The only time there would be a future allocation is during a reallocation, and in that case you're already pushing elements, so it doesn't matter if the reallocated memory was zero or any other value, because you're about to write over it with your new elements you're pushing in.

Reallocation can happen due to a call to Vec::reserve, and with zeroed memory, you can just Vec::set_len afterwards.

Why would i care if subsequent memory allocations are also zeroed? T

How should we know? We have asked for you or @TimDiekmann to give a concrete example of a problem you would solve with this API, since that would save everybody a lot of time. Without that, the best one can do is guess.

TimDiekmann commented 4 years ago

No, as the initial solution introduced unnecessary overhead as soon as you reallocation.

But why? What is the use case that leads to those requirements?

Because it's an optimized way of allocating memory, you don't have zero the buffer after allocating it and you want to rely on this.

We have a type in the standard library already that represent a dynamically-sized fixed-size array

This isn't a problem about fixed sized arrays, it's a problem about initialization.

you are just talking about hypothetical non-concrete situations

I already gave an example: C-APIs, which requires an array of initialized structs, where zeroed means well defined. Another example would be an array of zeroed initialized memory (e.g. in neuronal networks).

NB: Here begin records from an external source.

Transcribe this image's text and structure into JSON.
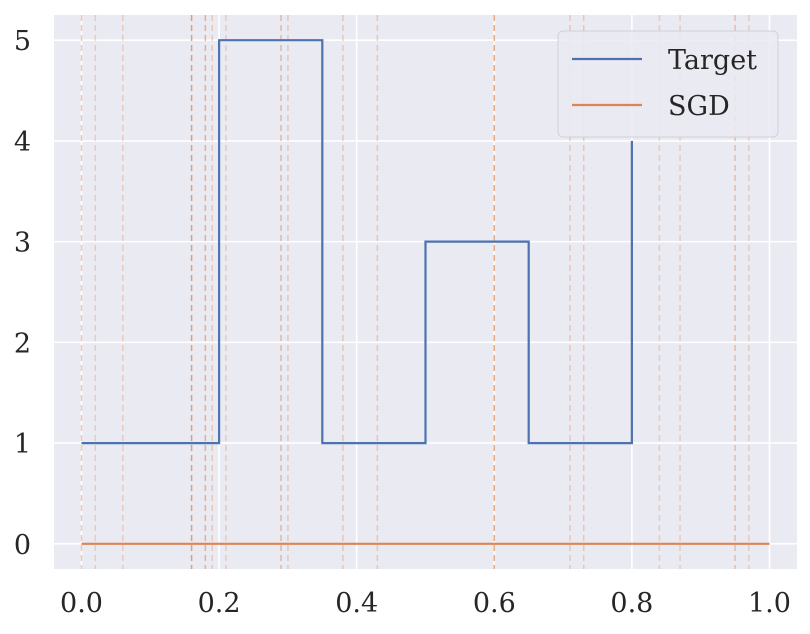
{
  "chart_data": {
    "type": "line",
    "title": "",
    "xlabel": "",
    "ylabel": "",
    "xlim": [
      -0.04,
      1.04
    ],
    "ylim": [
      -0.25,
      5.25
    ],
    "x_ticks": [
      0.0,
      0.2,
      0.4,
      0.6,
      0.8,
      1.0
    ],
    "x_tick_labels": [
      "0.0",
      "0.2",
      "0.4",
      "0.6",
      "0.8",
      "1.0"
    ],
    "y_ticks": [
      0,
      1,
      2,
      3,
      4,
      5
    ],
    "y_tick_labels": [
      "0",
      "1",
      "2",
      "3",
      "4",
      "5"
    ],
    "grid": true,
    "legend": {
      "placement": "top-right",
      "entries": [
        "Target",
        "SGD"
      ]
    },
    "series": [
      {
        "name": "Target",
        "color": "#4c72b0",
        "step": true,
        "x": [
          0.0,
          0.2,
          0.2,
          0.35,
          0.35,
          0.5,
          0.5,
          0.65,
          0.65,
          0.8,
          0.8
        ],
        "y": [
          1,
          1,
          5,
          5,
          1,
          1,
          3,
          3,
          1,
          1,
          4
        ]
      },
      {
        "name": "SGD",
        "color": "#dd8452",
        "x": [
          0.0,
          1.0
        ],
        "y": [
          0,
          0
        ]
      }
    ],
    "vertical_lines": {
      "color": "#dd8452",
      "style": "dashed",
      "x": [
        0.0,
        0.02,
        0.06,
        0.16,
        0.18,
        0.19,
        0.21,
        0.29,
        0.3,
        0.38,
        0.43,
        0.6,
        0.71,
        0.73,
        0.84,
        0.87,
        0.95,
        0.97
      ],
      "alpha": [
        0.45,
        0.3,
        0.3,
        0.75,
        0.6,
        0.35,
        0.3,
        0.5,
        0.35,
        0.35,
        0.35,
        0.7,
        0.35,
        0.35,
        0.3,
        0.3,
        0.45,
        0.3
      ]
    }
  }
}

EDIT: It's very hard to track your comments, if you are editing 5 or 6 times.

gnzlbg commented 4 years ago

No, as the initial solution introduced unnecessary overhead as soon as you reallocation.

Ok, so you do have the constraint that the memory must not be zeroed on reallocation. Notice that @Lokathor does not have this constraint, so you might be talking about two different problems.

This isn't a problem about fixed sized arrays, it's a problem about initialization.

I already gave an example: C-APIs,

Can you give an example in code? Are you implementing a C API ? Calling one? How do you deal with dynamic arrays in the C API ? (most of the use fixed-size arrays).

Another example would be an array of zeroed initialized memory (e.g. in neuronal networks).

Like an array of floats that are zero-initialized? vec![0_f32; dynamic_size] uses Alloc::alloc_zeroed for that already.